A Computed Microtomography Method for Understanding Epiphyseal Growth Plate Fusion.
“The epiphyseal growth plate is a developmental region responsible for linear bone growth, in which chondrocytes undertake a tightly regulated series of biological processes. Concomitant with the cessation of growth and sexual maturation, the human growth plate undergoes progressive narrowing, and ultimately disappears. Despite the crucial role of this growth plate fusion “bridging” event, the precise mechanisms by which it is governed are complex and yet to be established. Progress is hindered by the current methods for growth plate visualization; these are invasive and largely rely on histological procedures. Here, we describe our non-invasive method utilizing synchrotron X-ray computed microtomography for the examination of growth plate bridging, which ultimately leads to its closure coincident with termination of further longitudinal bone growth. We then apply this method to a dataset obtained from a benchtop micro computed tomography scanner to highlight its potential for wide usage. Furthermore, we conduct finite element modeling at the micron-scale to reveal the effects of growth plate bridging on local tissue mechanics. Employment of these 3D analyses of growth plate bone bridging is likely to advance our understanding of the physiological mechanisms that control growth plate fusion.”

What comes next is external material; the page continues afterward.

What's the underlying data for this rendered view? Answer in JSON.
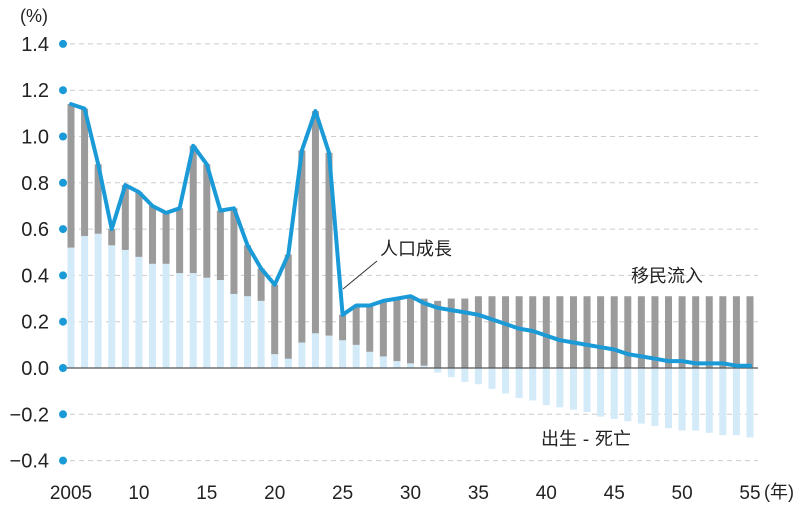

“It is the terminally differentiated hypertrophic chondrocyte, which mineralizes its surrounding extracellular matrix. This process, thought to involve membrane-limited matrix vesicles, is biphasic and tightly regulated by a number of enzymes and factors including alkaline phosphatase (Alpl), PHOSPHO1, the ankylosis protein (Ank), ecto-nucleotide pyrophosphatase/phosphodiesterase-1 (Enpp1) ”
“as growth slows, the human growth plate undergoes progressive narrowing as bony bridges form and span its width. This ultimately leads to complete growth plate closure and the cessation of human growth. These bone bridges are also known to form upon growth plate injury, thought to be through an intramembranous ossification mechanism”

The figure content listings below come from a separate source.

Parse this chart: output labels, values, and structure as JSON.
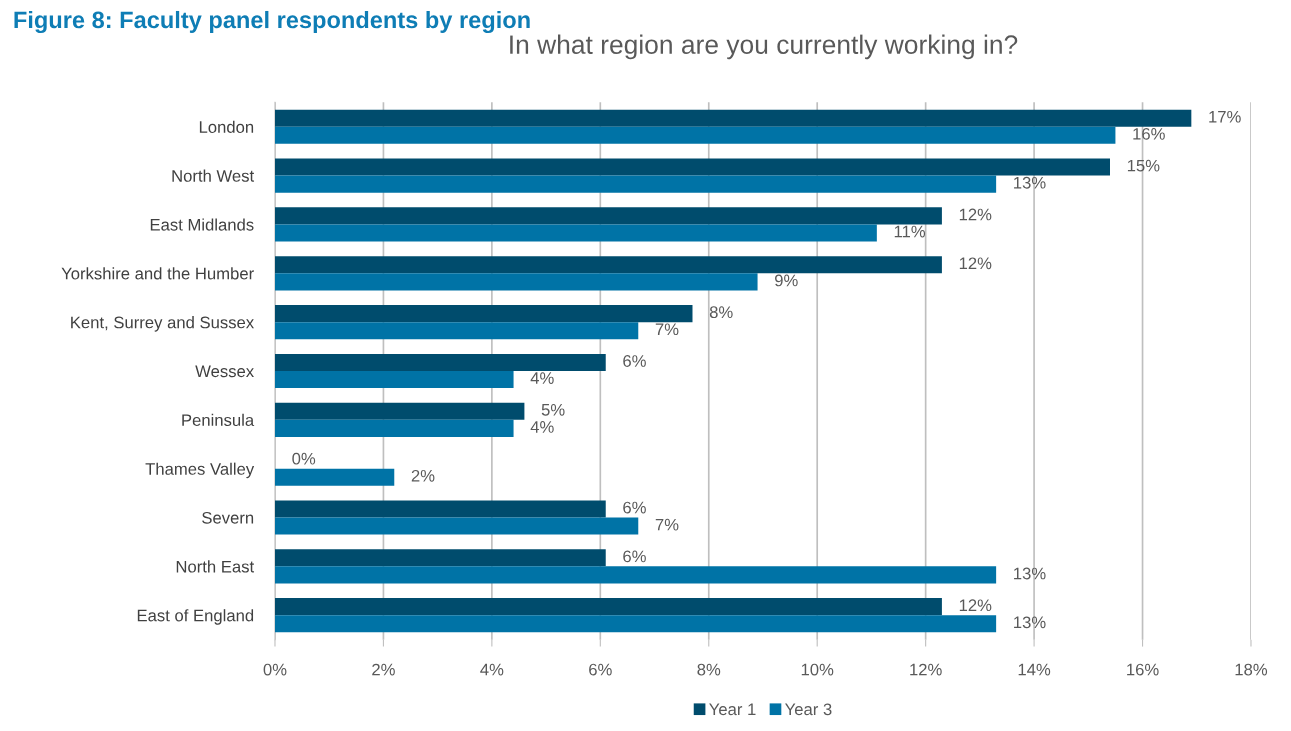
{
  "chart_data": {
    "type": "bar",
    "orientation": "horizontal",
    "title": "In what region are you currently working in?",
    "annotations": [
      "Figure 8: Faculty panel respondents by region"
    ],
    "categories": [
      "London",
      "North West",
      "East Midlands",
      "Yorkshire and the Humber",
      "Kent, Surrey and Sussex",
      "Wessex",
      "Peninsula",
      "Thames Valley",
      "Severn",
      "North East",
      "East of England"
    ],
    "series": [
      {
        "name": "Year 1",
        "color": "#004c6d",
        "values": [
          16.9,
          15.4,
          12.3,
          12.3,
          7.7,
          6.1,
          4.6,
          0,
          6.1,
          6.1,
          12.3
        ],
        "value_labels": [
          "17%",
          "15%",
          "12%",
          "12%",
          "8%",
          "6%",
          "5%",
          "0%",
          "6%",
          "6%",
          "12%"
        ]
      },
      {
        "name": "Year 3",
        "color": "#0073a6",
        "values": [
          15.5,
          13.3,
          11.1,
          8.9,
          6.7,
          4.4,
          4.4,
          2.2,
          6.7,
          13.3,
          13.3
        ],
        "value_labels": [
          "16%",
          "13%",
          "11%",
          "9%",
          "7%",
          "4%",
          "4%",
          "2%",
          "7%",
          "13%",
          "13%"
        ]
      }
    ],
    "xlim": [
      0,
      18
    ],
    "xticks": [
      {
        "value": 0,
        "label": "0%"
      },
      {
        "value": 2,
        "label": "2%"
      },
      {
        "value": 4,
        "label": "4%"
      },
      {
        "value": 6,
        "label": "6%"
      },
      {
        "value": 8,
        "label": "8%"
      },
      {
        "value": 10,
        "label": "10%"
      },
      {
        "value": 12,
        "label": "12%"
      },
      {
        "value": 14,
        "label": "14%"
      },
      {
        "value": 16,
        "label": "16%"
      },
      {
        "value": 18,
        "label": "18%"
      }
    ],
    "grid": "x",
    "legend": "bottom"
  }
}
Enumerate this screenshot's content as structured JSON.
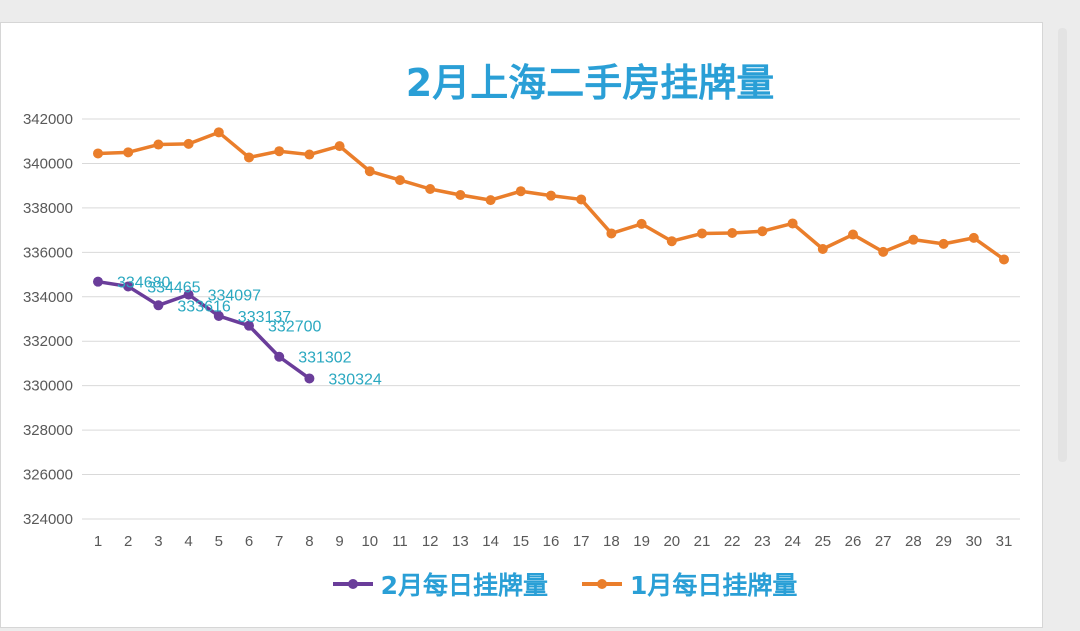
{
  "chart_data": {
    "type": "line",
    "title": "2月上海二手房挂牌量",
    "x": [
      1,
      2,
      3,
      4,
      5,
      6,
      7,
      8,
      9,
      10,
      11,
      12,
      13,
      14,
      15,
      16,
      17,
      18,
      19,
      20,
      21,
      22,
      23,
      24,
      25,
      26,
      27,
      28,
      29,
      30,
      31
    ],
    "ylim": [
      324000,
      342000
    ],
    "yticks": [
      324000,
      326000,
      328000,
      330000,
      332000,
      334000,
      336000,
      338000,
      340000,
      342000
    ],
    "grid": true,
    "legend_position": "bottom",
    "series": [
      {
        "name": "2月每日挂牌量",
        "color": "#6a3d9a",
        "x": [
          1,
          2,
          3,
          4,
          5,
          6,
          7,
          8
        ],
        "values": [
          334680,
          334465,
          333616,
          334097,
          333137,
          332700,
          331302,
          330324
        ],
        "labels": [
          "334680",
          "334465",
          "333616",
          "334097",
          "333137",
          "332700",
          "331302",
          "330324"
        ]
      },
      {
        "name": "1月每日挂牌量",
        "color": "#ea7e2b",
        "x": [
          1,
          2,
          3,
          4,
          5,
          6,
          7,
          8,
          9,
          10,
          11,
          12,
          13,
          14,
          15,
          16,
          17,
          18,
          19,
          20,
          21,
          22,
          23,
          24,
          25,
          26,
          27,
          28,
          29,
          30,
          31
        ],
        "values": [
          340450,
          340500,
          340850,
          340880,
          341400,
          340270,
          340550,
          340400,
          340780,
          339650,
          339250,
          338850,
          338580,
          338350,
          338750,
          338550,
          338380,
          336850,
          337280,
          336500,
          336850,
          336870,
          336950,
          337300,
          336150,
          336800,
          336020,
          336570,
          336380,
          336650,
          335680
        ]
      }
    ],
    "label_color": "#2aa8c0"
  }
}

“in two genetic mutations resulting in estrogen deficiency (in the estrogen-receptor gene, and in the CYP19 gene), the growth plate fails to fuse and growth persists, albeit rather slowly, into adulthood”
“Evidence from studies in both humans and rats revealed the cessation of growth long before any histological evidence of growth plate fusion, suggesting that epiphyseal fusion is a marker of growth cessation and not its cause “<-Thus it may be possible to renew growth plate growth by reversing cessation and not fusion.
“young (8 weeks old) CBA wild-type mice, growth plate bridging is associated with locations that contain high local von Mises stresses. Moreover, we reveal that with aging an increased number and density of growth plate bridges is observed”
” in wild-type mice, increased growth plate bridging translates into increased stresses in the bone directly beneath the growth plate.”<-So maybe these stresses contribute to growth plate closure.
“At 8 weeks, few bridges are detected and overall the growth plate is squeezed in a “sandwich” configuration. This suggests that compressive hydrostatic stresses are engendered across major volumes and that higher shear stresses are generated only at the peripheral edges of the growth plate. Yet, the results of numerous mechanobiological models support that growth and ossification is accelerated by tensile strain (or shear stresses) and that cartilage tends to be maintained by hydrostatic compressive stress“<-so for a longer growth period we need to encourage hydrostatic compressive stress.